Description
These Blueberry Pancake Cupcakes are a delightful twist on traditional pancakes, baked into convenient, single-serving cupcakes bursting with fresh blueberries. Perfect for breakfast, brunch, or a sweet snack, they combine fluffy texture with a sweet blueberry punch, finished with optional syrup drizzle for extra indulgence.
Ingredients
Scale
Dry Ingredients
- 1 cup all-purpose flour
- 1/3 cup granulated sugar
- 2 tsp baking powder
- 1/4 tsp salt
Wet Ingredients
- 1/2 cup milk (whole or plant-based)
- 1/4 cup vegetable oil (or melted butter)
- 1 large egg
Add-ins
- 1 cup fresh blueberries
Optional
- Syrup for drizzling
Instructions
- Preheat the oven: Set your oven to 350°F (175°C) to ensure it reaches the perfect temperature for baking your pancake cupcakes evenly.
- Mix dry ingredients: In a large bowl, whisk together the all-purpose flour, granulated sugar, baking powder, and salt until well combined to distribute the leavening and flavors evenly.
- Combine wet ingredients: In a separate bowl, beat together the milk, vegetable oil (or melted butter), and egg until the mixture is smooth and homogenous.
- Combine wet and dry mixtures: Pour the wet mixture into the bowl with the dry ingredients and stir gently. It’s okay if there are some lumps; over-mixing can make the cupcakes dense.
- Fold in blueberries: Carefully fold in the fresh blueberries to avoid breaking them and to distribute them evenly throughout the batter.
- Prepare muffin tin: Line a muffin tin with cupcake liners and fill each liner about two-thirds full with the batter to allow room for rising.

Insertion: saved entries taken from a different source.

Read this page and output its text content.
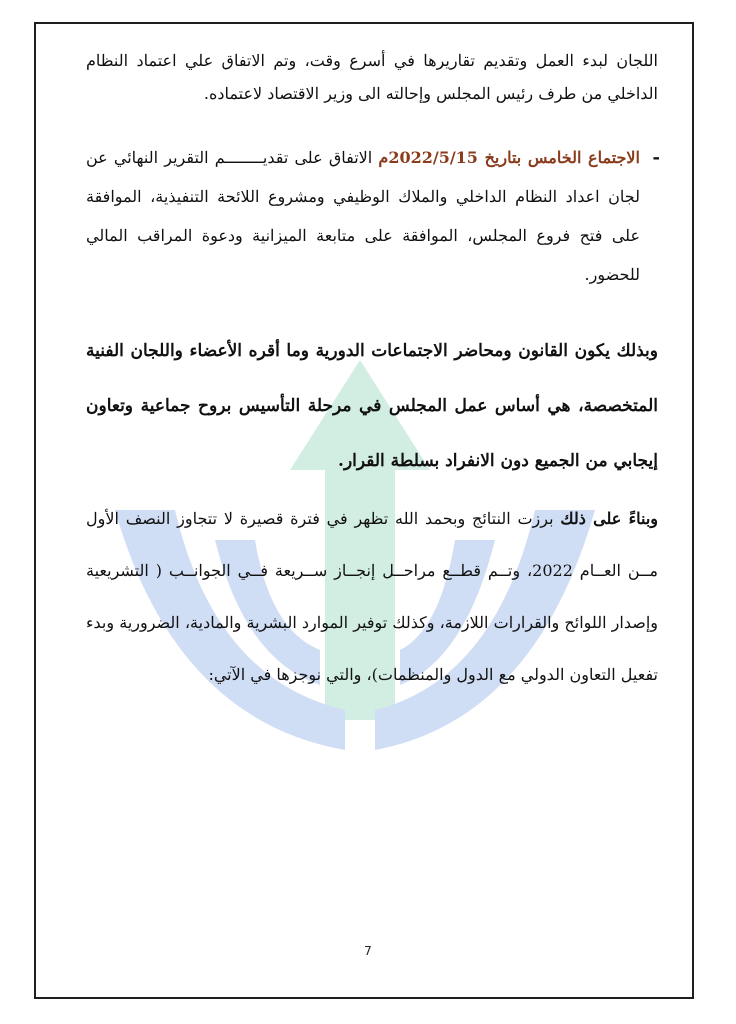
اللجان لبدء العمل وتقديم تقاريرها في أسرع وقت، وتم الاتفاق علي اعتماد النظام الداخلي من طرف رئيس المجلس وإحالته الى وزير الاقتصاد لاعتماده.

-
الاجتماع الخامس بتاريخ 2022/5/15م الاتفاق على تقديــــــــم التقرير النهائي عن لجان اعداد النظام الداخلي والملاك الوظيفي ومشروع اللائحة التنفيذية، الموافقة على فتح فروع المجلس، الموافقة على متابعة الميزانية ودعوة المراقب المالي للحضور.

وبذلك يكون القانون ومحاضر الاجتماعات الدورية وما أقره الأعضاء واللجان الفنية المتخصصة، هي أساس عمل المجلس في مرحلة التأسيس بروح جماعية وتعاون إيجابي من الجميع دون الانفراد بسلطة القرار.

وبناءً على ذلك برزت النتائج وبحمد الله تظهر في فترة قصيرة لا تتجاوز النصف الأول مــن العــام 2022، وتــم قطــع مراحــل إنجــاز ســريعة فــي الجوانــب ( التشريعية وإصدار اللوائح والقرارات اللازمة، وكذلك توفير الموارد البشرية والمادية، الضرورية وبدء تفعيل التعاون الدولي مع الدول والمنظمات)، والتي نوجزها في الآتي:

7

- Bake: Place the muffin tin in the preheated oven and bake for 18-20 minutes, or until the cupcakes turn golden brown and a toothpick inserted into the center comes out clean.
- Cool and serve: Let the pancake cupcakes cool slightly before removing from the tin. Drizzle with syrup if desired, then enjoy warm or at room temperature.
Notes
- You can substitute plant-based milk and oil to make these cupcakes dairy-free.
- Do not over-mix the batter; lumps are normal and help keep the cupcakes tender.
- Fresh blueberries are preferable, but frozen blueberries can be used if thawed and drained.
- Check baking time as ovens vary; start checking for doneness after 18 minutes.
- Serve with maple syrup, honey, or your preferred pancake topping for added sweetness.